C’était une manœuvre extraordinaire, folle d’imprudence, merveilleuse de témérité que Le Goffic réussit avec l’aide de ses camarades. Hélène, sans vie, sans mouvement, délirante, fut hissée par le panneau. Les marins bretons, s’agrippant à la coque de L’Œuf, trouvèrent prise sur le bronze lisse et luisant, réussirent enfin, en dépit des lames moutonneuses, en dépit de la houle grandissante, à passer la blessée à bord de la barque.
– File du câble, dit le sauveteur, ou bon Dieu, on s’en va chavirer.
La houle grandissait en effet. De minute en minute, les lames se creusaient davantage et elles commençaient à se coiffer de blanc, à mettre ce bonnet d’écume qui présage la formation des tempêtes, des vagues déferlantes et mauvaises.
Le Goffic, dans le vent, transmettait les ordres qu’il recevait de l’intérieur du sous-marin :
– Je te file dix brasses de corde. Arrime-nous à ton arrière et souque ferme, tâche de nous faire ranger près des pontons.
La réponse du matelot sauveteur se perdait dans le vent, mais il avait dû comprendre, il orienta sa voile, le sous-marin avança.
Or, tandis que sur les appels pressants du commandant de Kervalac, Le Goffic, trempé, épuisé, redescendait à l’intérieur du bateau, il se passait une scène étrange :
Le matelot, l’inconnu, l’homme qui était venu au secours de L’Œuf, après avoir commencé à remorquer le sous-marin, cessait brusquement de manœuvrer. Il se pencha sur le visage de celle qu’il avait prise à son bord, et il s’écria :
– Malédiction, c’est Hélène, c’est ma fille.

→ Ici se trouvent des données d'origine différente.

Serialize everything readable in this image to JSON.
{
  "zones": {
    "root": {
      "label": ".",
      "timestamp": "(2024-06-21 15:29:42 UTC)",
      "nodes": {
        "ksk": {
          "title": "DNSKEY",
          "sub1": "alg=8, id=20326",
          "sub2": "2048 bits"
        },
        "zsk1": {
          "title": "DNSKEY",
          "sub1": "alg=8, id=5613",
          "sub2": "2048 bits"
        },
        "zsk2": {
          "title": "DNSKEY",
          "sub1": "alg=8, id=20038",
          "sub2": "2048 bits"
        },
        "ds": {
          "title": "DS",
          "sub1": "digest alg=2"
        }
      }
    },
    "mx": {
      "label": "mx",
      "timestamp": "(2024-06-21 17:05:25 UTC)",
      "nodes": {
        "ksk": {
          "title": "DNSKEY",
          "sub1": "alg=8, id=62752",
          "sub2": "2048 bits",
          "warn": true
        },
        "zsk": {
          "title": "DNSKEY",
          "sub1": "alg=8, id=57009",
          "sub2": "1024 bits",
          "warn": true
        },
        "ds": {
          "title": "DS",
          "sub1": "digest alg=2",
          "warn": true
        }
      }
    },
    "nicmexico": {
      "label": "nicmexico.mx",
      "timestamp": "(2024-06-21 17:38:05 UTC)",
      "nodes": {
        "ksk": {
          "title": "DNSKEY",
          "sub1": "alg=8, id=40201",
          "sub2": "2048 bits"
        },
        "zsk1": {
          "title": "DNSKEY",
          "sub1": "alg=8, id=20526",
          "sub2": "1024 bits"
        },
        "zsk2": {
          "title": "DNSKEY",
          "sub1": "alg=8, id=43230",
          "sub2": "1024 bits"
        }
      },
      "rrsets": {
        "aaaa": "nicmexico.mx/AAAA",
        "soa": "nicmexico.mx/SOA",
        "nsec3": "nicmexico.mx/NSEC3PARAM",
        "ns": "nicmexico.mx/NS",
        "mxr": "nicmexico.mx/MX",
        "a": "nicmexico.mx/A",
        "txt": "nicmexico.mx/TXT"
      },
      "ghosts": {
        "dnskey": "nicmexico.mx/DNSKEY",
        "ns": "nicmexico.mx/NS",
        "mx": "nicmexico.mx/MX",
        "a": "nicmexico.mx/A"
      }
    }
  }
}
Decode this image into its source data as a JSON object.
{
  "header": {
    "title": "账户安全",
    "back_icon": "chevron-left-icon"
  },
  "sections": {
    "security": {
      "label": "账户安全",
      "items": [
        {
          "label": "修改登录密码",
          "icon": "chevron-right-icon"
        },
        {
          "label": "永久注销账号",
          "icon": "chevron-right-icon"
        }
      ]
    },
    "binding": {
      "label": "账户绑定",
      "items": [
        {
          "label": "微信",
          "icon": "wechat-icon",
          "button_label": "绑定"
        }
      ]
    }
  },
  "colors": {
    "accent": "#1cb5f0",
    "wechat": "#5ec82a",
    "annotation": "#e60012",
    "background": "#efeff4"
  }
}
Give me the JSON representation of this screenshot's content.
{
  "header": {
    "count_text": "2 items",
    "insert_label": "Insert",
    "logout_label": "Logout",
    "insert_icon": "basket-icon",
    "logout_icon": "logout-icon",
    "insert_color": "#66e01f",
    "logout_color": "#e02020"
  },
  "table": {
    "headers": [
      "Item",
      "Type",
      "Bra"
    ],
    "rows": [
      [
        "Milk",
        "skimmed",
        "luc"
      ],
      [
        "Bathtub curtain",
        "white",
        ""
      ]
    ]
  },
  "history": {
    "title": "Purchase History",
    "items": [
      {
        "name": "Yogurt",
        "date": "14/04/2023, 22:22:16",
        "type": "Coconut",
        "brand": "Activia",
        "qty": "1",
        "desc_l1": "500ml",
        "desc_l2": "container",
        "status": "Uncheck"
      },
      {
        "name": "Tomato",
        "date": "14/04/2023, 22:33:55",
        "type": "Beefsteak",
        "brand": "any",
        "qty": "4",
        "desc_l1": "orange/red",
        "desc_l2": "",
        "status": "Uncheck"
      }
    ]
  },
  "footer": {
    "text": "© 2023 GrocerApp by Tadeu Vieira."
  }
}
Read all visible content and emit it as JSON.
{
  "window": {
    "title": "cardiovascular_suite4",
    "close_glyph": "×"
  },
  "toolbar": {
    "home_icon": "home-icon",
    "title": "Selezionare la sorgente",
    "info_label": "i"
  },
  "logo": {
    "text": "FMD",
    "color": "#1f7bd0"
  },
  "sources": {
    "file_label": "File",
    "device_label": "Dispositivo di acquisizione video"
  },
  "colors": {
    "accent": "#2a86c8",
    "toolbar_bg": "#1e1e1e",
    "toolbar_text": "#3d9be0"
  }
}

Moins de cinq minutes plus tard, Kervalac s’aperçut que la remorque était détachée, que son bâtiment flottait à l’aventure, que la marée l’emportait vers le large, cependant que la barque du sauveteur, dans la nuit, au lointain, comme un oiseau volant au ras des eaux, disparaissait au milieu de la tempête.
***
Dans le grand salon luxueusement meublé attenant à son cabinet de travail à bord du Courage, cuirassé d’escadre battant son pavillon, l’amiral Achard se tenait immobile, songeur.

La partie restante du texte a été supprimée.